But I've already explained that Florentine, and hence Standard Italian raises non-final unstressed /e/ of any origin to /i/. The evidence for Latin provenance of _ospitale_ is that it doesn't seem to occur in non-literary varieties in this form - either the initial vowel is missing or the /t/ is voiced to /d/ (map 709, forms listed on the left). But this can be explained in other ways, for example the _o-_ could have been reintroduced/maintaned by the influence of _ospite, ospe_. I see no reason to doubt that _ospedale_ is a borrowing from Northern Italian and is not Tuscan or Florentine.


----------



## Penyafort

merquiades said:


> In Spanish it's consistenty _itáno_.


Which is also a learned word, like the -ense suffix for the inherited -és.


----------



## merquiades

Penyafort said:


> Which is also a learned word, like the -ense suffix for the inherited -és.

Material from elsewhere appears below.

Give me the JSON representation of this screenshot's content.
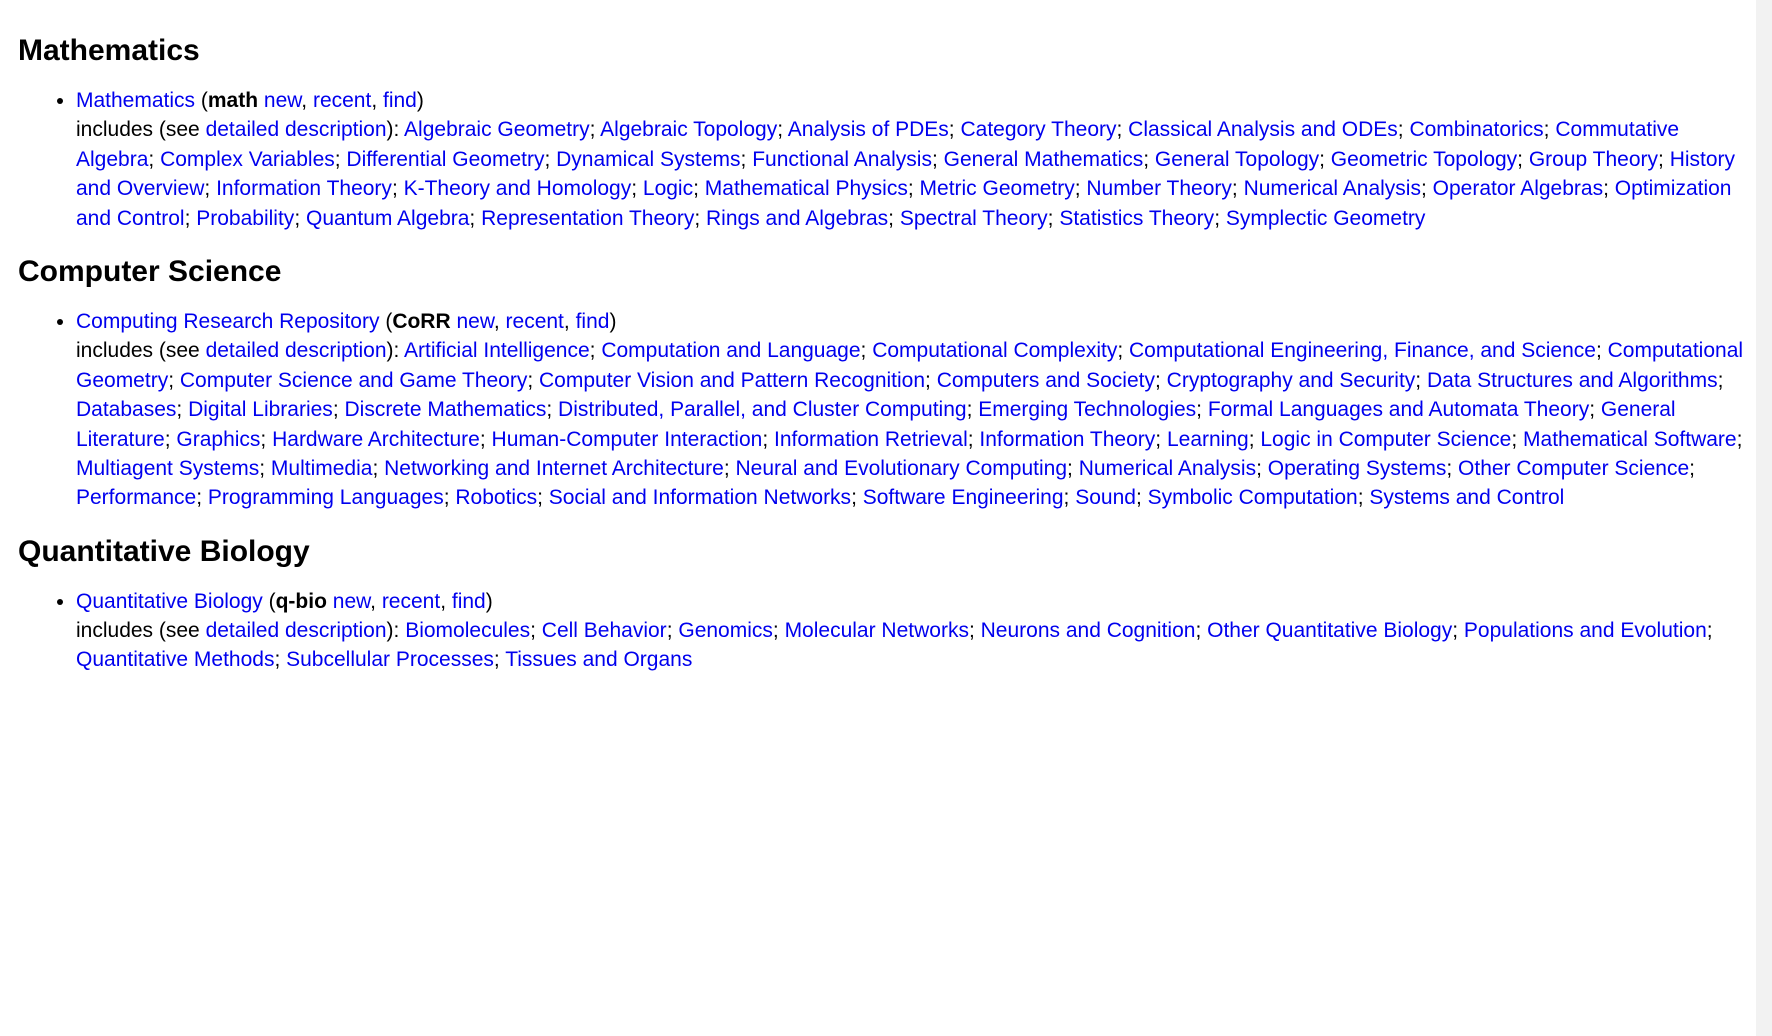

So Napolitano and Gaditano ought to be *Napoledán or *Napledán and *Gadedán or *Gaedán?


----------



## Penyafort

merquiades said:


> So Napolitano and Gaditano ought to be *Napoledán or *Napledán and *Gadedán or *Gaedán?


The thing is, there is -ano, -és, -ino, -eño... but not really an inherited one from -itano, so those coming from -itanus must be _cultismos_. If we hypothesize about the possible outcomes of the inherited names in Spanish from Napolem and Gades (Nábole? Gais? Gaís? Gues?), we would get demonyms such as nabolano/nabolino/nabolés/naboleño and gaisano/gaisés/etc.

The fact that gaditano has that g- instead of the c- (from the Arabization of Gades to Qa:dis) shows even clearlier that it's a cultismo. Napolitano might be this too, or either a word borrowed straight from Italian/Neapolitan or via the Catalan _napolità_, borrowed from Italian/Neapolitan already in Muntaner's Chronicle (1328).


----------